Non trova "pace", a Fiumicino, il viadotto di via dell'Aeroporto, la struttura nevralgica che collega Ostia con la città portuale, già dal 2018 soggetto a restrizione viaria in entrambi le direzioni e di cui un tratto di 400 metri è candidato ad essere demolito e ricostruito con un nuovo impalcato. È di ieri sera, per motivi di sicurezza legati alla fuoriuscita dal sottosuolo, accanto ad uno dei piloni, di un "geyser" di gas e fango, dall'altezza media di circa 3-5 metri, la chiusura, in entrambi le direzioni di marcia, del tratto tra via Montgofier e via Marchetti e lo sarà, comunica Anas, fino al 21 dicembre. "A seguito di indagini geognostiche e sondaggi occorrenti per la progettazione del nuovo impalcato si è verificata una fuoriuscita di gas dal sottosuolo. Per garantire la sicurezza degli utenti, è stata predisposto la chiusura del viadotto di via dell'Aeroporto lungo la strada statale 269 "della Scafa", ha reso noto Anas. Chiusa la statale dal km 0,000 al km 0,850, in entrambe le direzioni, fino alle ore 8 del 21 dicembre.
    Il traffico, proveniente da Via del Mare ed Ostia e diretto a Fiumicino, è deviato al km 0,850 su Via di Montgolfier e Via Portuense e successivamente attraverso le altre viabilità comunali. Il traffico proveniente da Fiumicino e diretto ad Ostia, attraverso le varie viabilità comunale e Via Portuense, si immette da Via Montgolfier sulla S.S. 296 al km 0,850. Un sopralluogo questa mattina, a Fiumicino, sotto il viadotto, ha visto presenti il sindaco di Fiumicino, Esterino Montino, il Comandante della Polizia Locale, Lucia Franchini e tecnici dell'Anas. Scattata la viabilità alternativa, con le pattuglie della polizia locale in campo: i disagi sono contenuti per via anche della circolazione viaria ridotta rispetto ai periodi pre pandemia quando la struttura normalmente è percorsa da migliaia di lavoratori pendolari, residenti e visitatori. Alle porte ci sono le festività natalizie: "Speriamo tutto torni presto in sicurezza per poter riaprire la viabilità in entrambi i sensi nel tratti di viadotto interessato - ha detto Montino - Non mancheranno difficoltà ma, per fortuna, avevamo previsto l'intervento sul viadotto con la predisposizione di una viabilità alternativa che unisse Ostia ed Isola sacra con l'aeroporto, che tampona la situazione, sperando che i lavori di Anas inizino e si concludano presto".
    "Una ditta dell'Anas che stava facendo dei sondaggi sotto il viadotto - ha spiegato Montino - nel tratto tra via Montgolfier e via Marchetti, proprio per capire se il ponte va consolidato o demolito e ricostruito, evidentemente è arrivata a una profondità di oltre 30 metri causando la fuoriuscita del gas.
    Sappiamo che in queste aree, all'altezza di 30-35 metri di profondità, ci sono sacche di gas.
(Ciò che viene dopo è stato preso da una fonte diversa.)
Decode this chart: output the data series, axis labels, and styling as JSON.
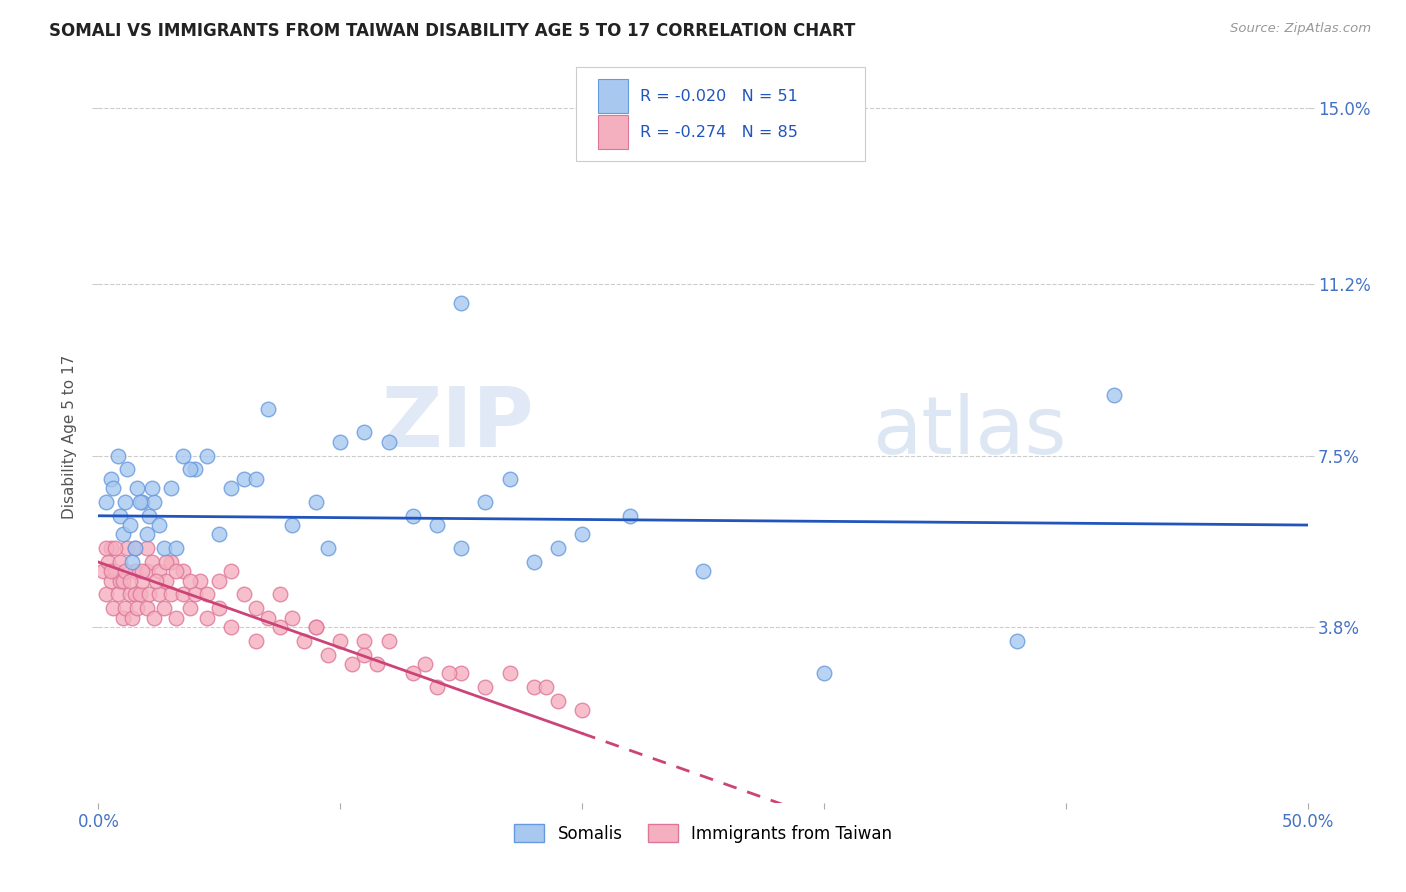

Sono già fuoriuscite durante i sondaggi per il nuovo porto commerciale e sulla rotonda di Coccia di Morto (l'episodio più noto nel 2013, ndr), con i sondaggi di Italgas. Questo gas di tipo vulcanico erompe con una spinta molto forte, di circa 5-6 metri di altezza, in questo caso lambendo il viadotto di via dell'aeroporto. Un primo intervento di chiusura del geyser è stato fatto questa mattina da Anas. E' complicato chiuderlo per via della pressione, seppur non sia nulla di grave". Il primo cittadino ha sottolineato infine che l'indagine geognostica dell'Anas in corso al viadotto è "proprio per definire il progetto esecutivo per la demolizione e ricostruzione di questo tratto di viadotto anche se non sappiamo specificarne i tempi".